A liquidity infusion by the European Central Bank and a later Federal Reserve Beige Book report that said the U.S. economy expanded modestly in January through mid-February also provided support to oil prices.

On the New York Mercantile Exchange, April crude rose 52 cents, or 0.49 percent, to settle at $107.07 a barrel, having traded from $104.84 to $107.43.

CBOT SOYBEANS- Soybean futures on the Chicago Board of Trade extended their rally to eight days, setting a five-month peak on export demand for U.S. soybeans from top buyer China and fund-driven buying, traders said.

Spot soybeans ended February up 9.6 percent, the biggest monthly rise since December 2010.

Soymeal posted the biggest gains in the complex on Wednesday, driven by so called "black box" or programmed trade, typically involving hedge funds, traders said, while soyoil fell.

Soybeans shrugged off pressure from a firmer dollar, normally a bearish signal for dollar-backed grains. The currency rose after analysts said the U.S. Federal Reserve chairman hinted the bank was in no rush to expand its balance sheet on the same day data painted a brighter picture of the U.S. economy.
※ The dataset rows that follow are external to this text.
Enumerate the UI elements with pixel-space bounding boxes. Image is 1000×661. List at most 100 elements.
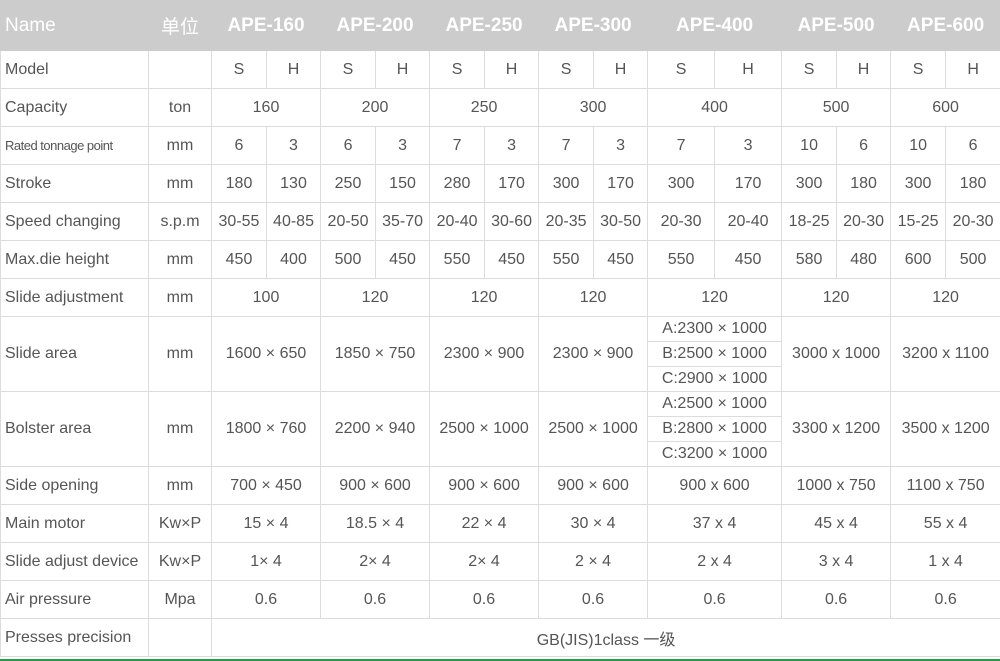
value-cell: 30-55: [211, 202, 267, 241]
value-cell: H: [375, 50, 431, 89]
value-cell: S: [781, 50, 838, 89]
value-cell: 120: [781, 278, 892, 317]
value-cell: 1850 × 750: [320, 316, 431, 392]
value-cell: 300: [538, 88, 649, 127]
value-cell: 1600 × 650: [210, 316, 322, 392]
row-unit: mm: [148, 164, 212, 203]
header-model: APE-300: [538, 0, 649, 51]
value-cell: 3500 x 1200: [890, 391, 1000, 467]
value-cell: 300: [647, 164, 716, 203]
value-cell: 15-25: [890, 202, 947, 241]
value-cell: 1× 4: [210, 542, 322, 581]
row-unit: mm: [148, 278, 212, 317]
value-cell: 3200 x 1100: [890, 316, 1000, 392]
header-model: APE-400: [647, 0, 783, 51]
row-unit: mm: [148, 316, 212, 392]
value-cell: 37 x 4: [647, 504, 783, 543]
row-unit: [148, 50, 212, 89]
value-cell: 20-30: [836, 202, 892, 241]
value-cell: 35-70: [375, 202, 431, 241]
value-cell: 300: [538, 164, 595, 203]
value-cell: GB(JIS)1class 一级: [210, 618, 1000, 657]
value-cell: S: [538, 50, 595, 89]
value-cell: H: [265, 50, 322, 89]
row-label: Stroke: [0, 164, 149, 203]
bottom-accent-line: [0, 659, 1000, 661]
value-cell: 150: [375, 164, 431, 203]
value-cell: H: [714, 50, 783, 89]
value-cell: 6: [320, 126, 377, 165]
table-row: Model S H S H S H S H S H S H S H: [0, 50, 1000, 89]
value-cell: 6: [945, 126, 1000, 165]
value-cell: 450: [484, 240, 540, 279]
value-cell: 200: [320, 88, 431, 127]
row-unit: mm: [148, 240, 212, 279]
table-row: Slide adjustment mm 100 120 120 120 120 120 120: [0, 278, 1000, 317]
value-cell: 120: [429, 278, 540, 317]
value-cell: 2 × 4: [538, 542, 649, 581]
table-row: Slide area mm 1600 × 650 1850 × 750 2300 × 9…: [0, 316, 1000, 392]
value-cell: 2300 × 900: [538, 316, 649, 392]
value-cell: S: [320, 50, 377, 89]
value-cell: 1000 x 750: [781, 466, 892, 505]
value-cell: 20-40: [429, 202, 486, 241]
row-label: Side opening: [0, 466, 149, 505]
value-cell: 550: [647, 240, 716, 279]
value-cell: 500: [320, 240, 377, 279]
row-unit: mm: [148, 126, 212, 165]
value-cell: H: [836, 50, 892, 89]
row-unit: mm: [148, 466, 212, 505]
value-cell: 20-30: [945, 202, 1000, 241]
value-cell: 130: [265, 164, 322, 203]
value-cell: 400: [265, 240, 322, 279]
value-cell: 170: [484, 164, 540, 203]
value-cell: 20-40: [714, 202, 783, 241]
value-cell: 20-30: [647, 202, 716, 241]
value-cell: S: [890, 50, 947, 89]
table-row: Capacity ton 160 200 250 300 400 500 600: [0, 88, 1000, 127]
value-cell: 1 x 4: [890, 542, 1000, 581]
value-cell: 300: [890, 164, 947, 203]
value-cell: 2200 × 940: [320, 391, 431, 467]
value-cell: 18-25: [781, 202, 838, 241]
value-cell: 900 x 600: [647, 466, 783, 505]
row-label: Slide adjustment: [0, 278, 149, 317]
row-label: Rated tonnage point: [0, 126, 149, 165]
value-cell: 500: [781, 88, 892, 127]
value-cell: 7: [429, 126, 486, 165]
value-cell: 580: [781, 240, 838, 279]
variant-cell: A:2500 × 1000: [647, 391, 783, 417]
value-cell: 20-35: [538, 202, 595, 241]
row-unit: [148, 618, 212, 657]
value-cell: 2300 × 900: [429, 316, 540, 392]
value-cell: 3: [714, 126, 783, 165]
row-label: Max.die height: [0, 240, 149, 279]
header-row: Name 单位 APE-160 APE-200 APE-250 APE-300 …: [0, 0, 1000, 51]
value-cell: H: [593, 50, 649, 89]
value-cell: 500: [945, 240, 1000, 279]
value-cell: 10: [781, 126, 838, 165]
row-label: Slide adjust device: [0, 542, 149, 581]
value-cell: 30 × 4: [538, 504, 649, 543]
value-cell: 160: [210, 88, 322, 127]
spec-body: Model S H S H S H S H S H S H S H Capacity ton 160 200 250 3…: [0, 50, 1000, 657]
value-cell: 600: [890, 88, 1000, 127]
value-cell: 0.6: [781, 580, 892, 619]
value-cell: 3: [593, 126, 649, 165]
value-cell: 0.6: [429, 580, 540, 619]
row-label: Air pressure: [0, 580, 149, 619]
value-cell: 180: [945, 164, 1000, 203]
table-row: Max.die height mm 450 400 500 450 550 450 550 450…: [0, 240, 1000, 279]
value-cell: 7: [647, 126, 716, 165]
table-row: B:2500 × 1000: [1, 341, 1000, 367]
value-cell: 120: [320, 278, 431, 317]
variant-cell: B:2500 × 1000: [647, 341, 783, 367]
value-cell: 3: [265, 126, 322, 165]
value-cell: S: [429, 50, 486, 89]
row-label: Presses precision: [0, 618, 149, 657]
table-row: Air pressure Mpa 0.6 0.6 0.6 0.6 0.6 0.6 0.6: [0, 580, 1000, 619]
value-cell: 170: [593, 164, 649, 203]
value-cell: 2500 × 1000: [429, 391, 540, 467]
value-cell: 400: [647, 88, 783, 127]
value-cell: 700 × 450: [210, 466, 322, 505]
USDA confirmed sales of 285,000 tonnes of U.S. soybeans to China, including 175,000 for 2011/12 delivery and 110,000 for 2012/13.
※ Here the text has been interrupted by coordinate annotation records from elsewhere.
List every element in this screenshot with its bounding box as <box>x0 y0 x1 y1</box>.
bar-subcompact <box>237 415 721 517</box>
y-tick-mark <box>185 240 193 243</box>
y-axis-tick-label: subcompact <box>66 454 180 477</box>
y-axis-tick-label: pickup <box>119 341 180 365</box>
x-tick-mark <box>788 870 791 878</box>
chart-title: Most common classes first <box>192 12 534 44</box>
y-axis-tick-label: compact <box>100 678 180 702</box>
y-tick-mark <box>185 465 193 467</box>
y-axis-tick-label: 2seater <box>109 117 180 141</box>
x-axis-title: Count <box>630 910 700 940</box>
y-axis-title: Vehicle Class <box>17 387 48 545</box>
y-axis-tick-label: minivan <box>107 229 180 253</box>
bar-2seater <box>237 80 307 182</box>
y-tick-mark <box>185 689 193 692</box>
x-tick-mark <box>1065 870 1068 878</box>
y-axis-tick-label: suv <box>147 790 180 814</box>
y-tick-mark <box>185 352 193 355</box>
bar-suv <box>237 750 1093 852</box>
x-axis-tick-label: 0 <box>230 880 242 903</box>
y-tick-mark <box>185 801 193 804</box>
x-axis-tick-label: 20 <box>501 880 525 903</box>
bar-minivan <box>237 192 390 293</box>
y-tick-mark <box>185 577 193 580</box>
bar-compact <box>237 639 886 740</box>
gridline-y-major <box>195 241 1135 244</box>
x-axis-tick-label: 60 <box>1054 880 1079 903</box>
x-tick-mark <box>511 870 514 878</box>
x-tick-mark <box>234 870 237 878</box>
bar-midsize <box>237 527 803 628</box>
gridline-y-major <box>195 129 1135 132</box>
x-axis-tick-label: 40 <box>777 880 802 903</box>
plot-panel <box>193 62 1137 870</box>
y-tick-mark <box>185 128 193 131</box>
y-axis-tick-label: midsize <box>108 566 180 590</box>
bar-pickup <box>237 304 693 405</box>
Soy crushers in China, the world's top buyer of the oilseed, have increased output in recent weeks because of improved crushing margins, which should boost soy imports, an official think-tank said.

FCPO- SINGAPORE, Feb 29 (Reuters) - Malaysian crude palm oil futures fell on Wednesday, pressured by concerns about slowing demand and the stronger ringgit currency, although hopes that the European Central Bank will offer cheap loans to European banks helped limit losses.

The ringgit-priced palm oil feedstock is now more expensive for refiners as the currency gained further against the dollar, slashing gains in palm oil prices this month to 6.2 percent from Tuesday's 7 percent.

Malaysian export numbers for February also pointed to slowing demand prospects. Some market players attributed this to a shift in orders to top producer Indonesia, which halved its export taxes for refined products.

"I think part of the reason exports are slowing could be Indonesia getting a bigger slice of the market share," said Selena Leong, an analyst at DMG & Partners Research in Singapore.

Benchmark May palm oil futures on the Bursa Malaysia Derivatives Exchange fell 0.8 percent to close at 3,270 ringgit ($1,092) per tonne. It touched an intraday high of
3,321 ringgit on Tuesday, the highest since June 9 last year. Traded volumes stood at 21,483 lots of 25 tonnes each, lower than the usual 25,000 lots.

REGIONAL EQUITY- BANGKOK, Feb 29 (Reuters) - Southeast Asian stock markets climbed on Wednesday as a continued recovery in global stock markets lured bargain-hunters to riskier assets and as investors snapped up shares of firms with favourable quarterly earnings and positive outlooks.

Trading volume picked up as more foreign funds flowed into regional assets, with market turnover in Malaysia and Vietnam surging well above the 30-day averagee.

Among major market movers on Wednesday, Singapore-listed commodity trader Noble Group Ltd surged as much as 5 percent at one point on expectations its earnings will improve this year. It closed up 3.3 percent.

Foreign investors bought 3.5 billion baht ($115 million) of Thai shares and 298.12 million ringgit ($99 million) of Malaysian, stock exchange data showed.